Là où la comparaison s’arrête, c’est lorsque l’animateur s’aperçoit que toute cette préparation n’a qu’un but, bien éloigné de celui d’un professeur : laisser faire aux jeunes ce qu’ils veulent.
Les aider, même. Leur donner les outils de cette liberté.
Voilà à quoi je me suis préparé, jeudi dernier. Je crois – j’espère – que cela a marché.
Parce que être libre c’est le contraire d’être bloqué dans un schéma, même très personnel.
Être libre c’est le contraire de ne pas pouvoir marcher parce qu’on n’a pas appris à se tenir debout et avancer un pied puis l’autre.
Être libre c’est le contraire de gratter une corde de guitare sans rien en tirer d’autre que toujours la même note. C’est savoir jouer de l’instrument pour interpréter la partition qu’on se choisit ou improviser sans contraintes, surtout techniques.
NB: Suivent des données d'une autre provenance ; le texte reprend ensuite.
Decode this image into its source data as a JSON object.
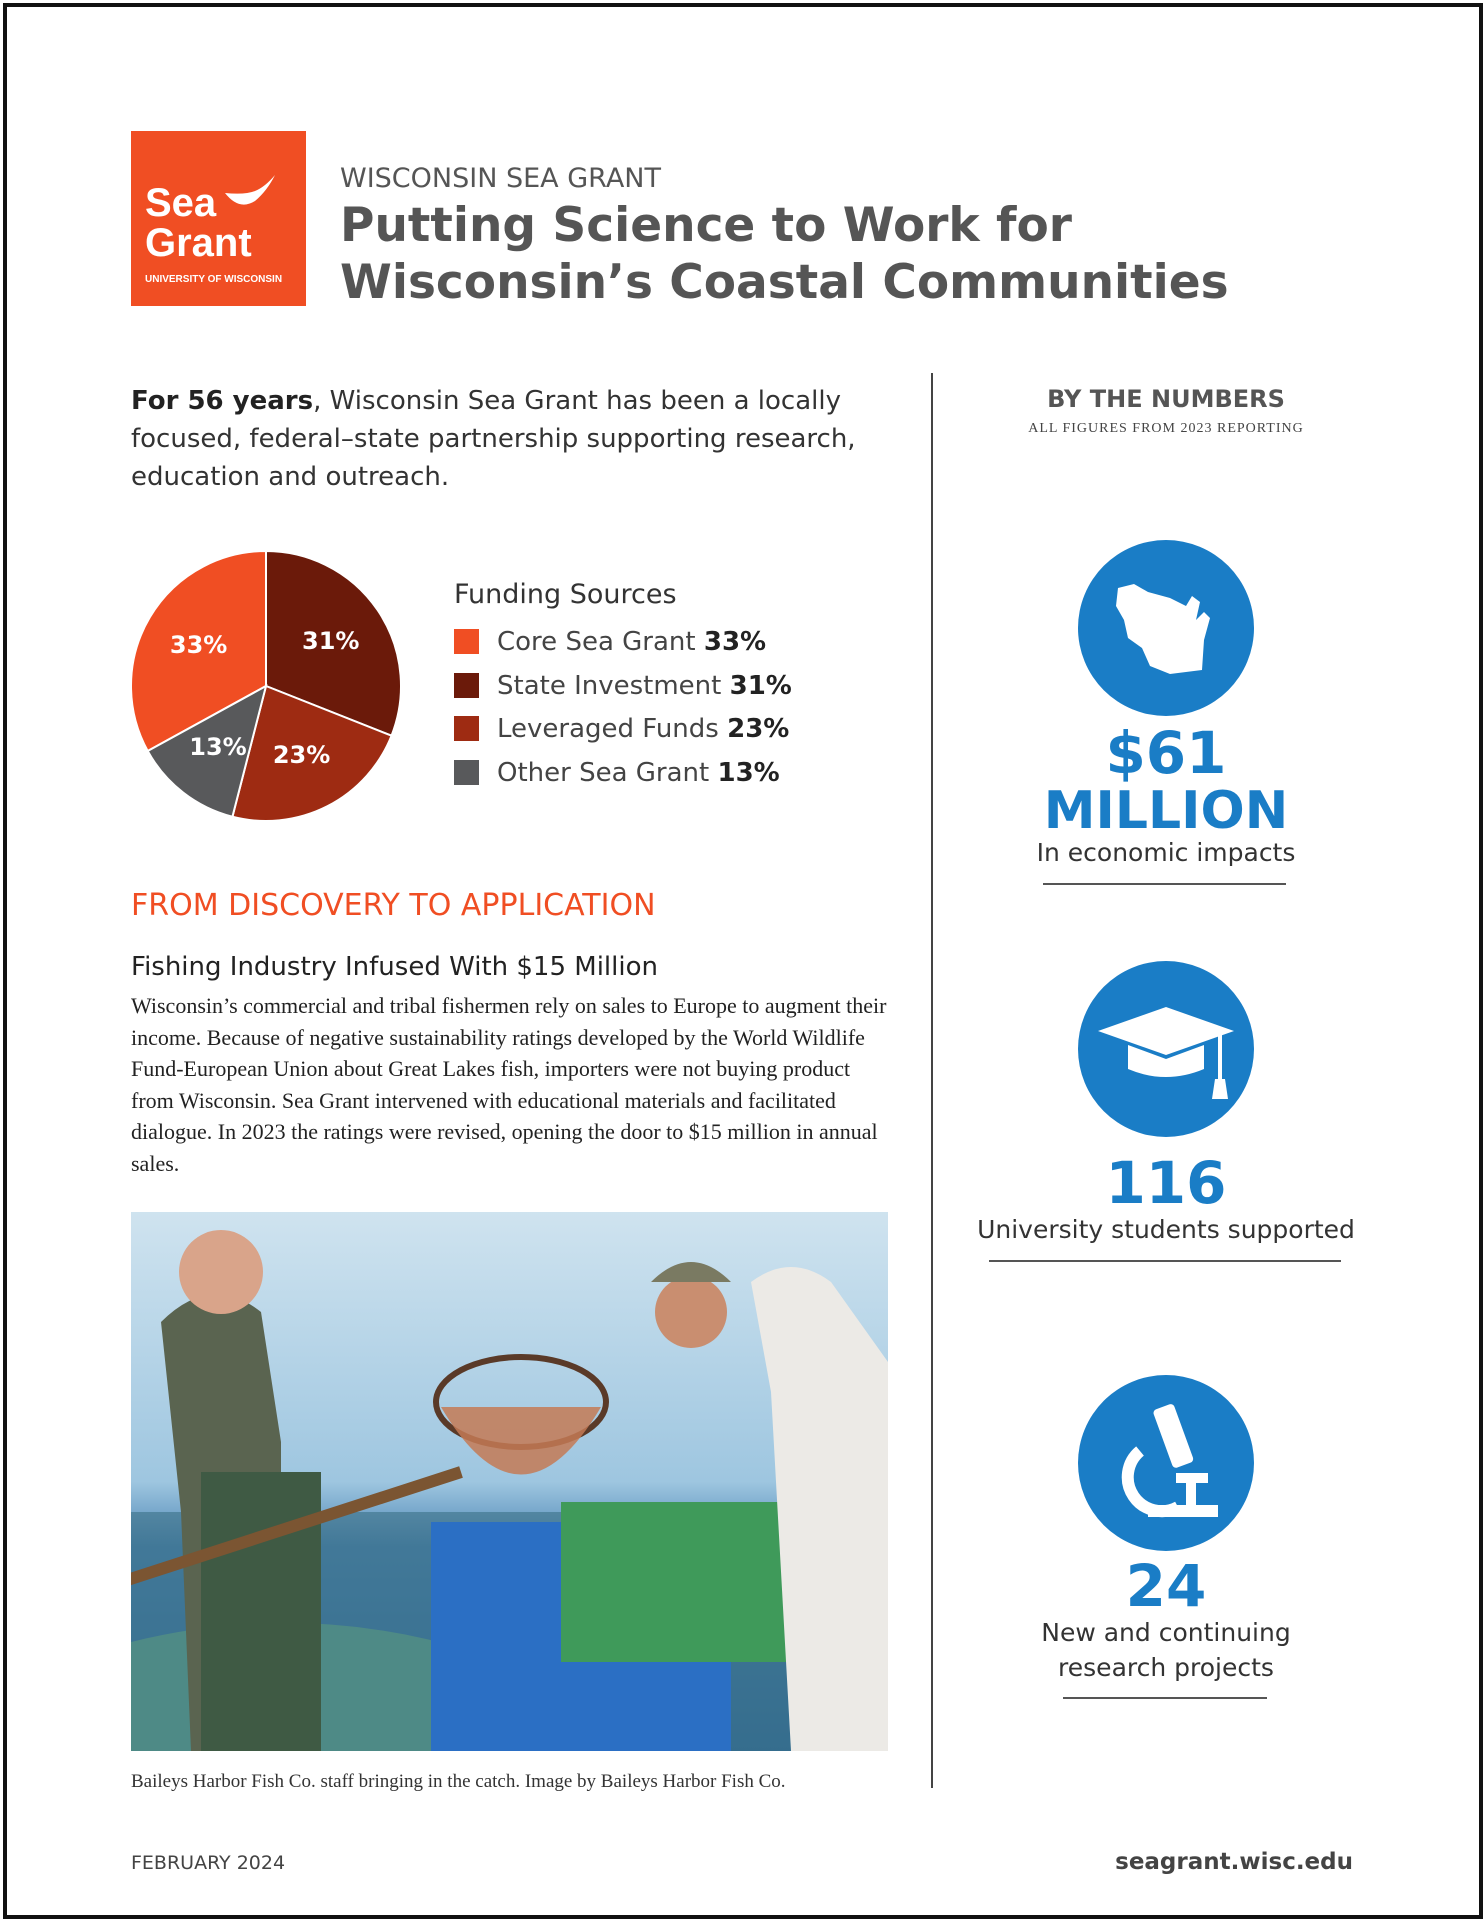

Être libre, cela s’apprend. Et un groupe qui apprend sa liberté, c’est beau à voir.

Il faisait beau aussi sur la route de Faverges. Pour faire la photo j’ai trouvé une nouvelle façon de ma garer, plus pratique. Le soleil câlinait les montagnes. J’ai failli changer de cadrage pour y faire entrer quelques sommets enneigés.
Mais non, Auggie veille.
Sur le retour, j’ai pris deux auto-stoppeurs à la sortie de Saint-Jorioz. Tentative de conversation :
— Vous venez d’où ?
— Ben… Saint-Jorioz.
Silence.
— Non, mais avant : travail ? Lycée ?
— Lycée.
Silence
— Lequel ?
— Pfff… Lafontaine.
— Ah, mais j’en viens, justement. J’ai animé un atelier d’écriture là-bas. Vous saviez qu’il y a un atelier d’écriture tous les jeudis à Lafontaine ?
Silence.
— Pfff… ouais.
— Et ça ne vous dit pas de participer ?
Silence.
— Vous pouvez nous poser, là ? Merci, au revoir.
La liberté, ça s’apprend.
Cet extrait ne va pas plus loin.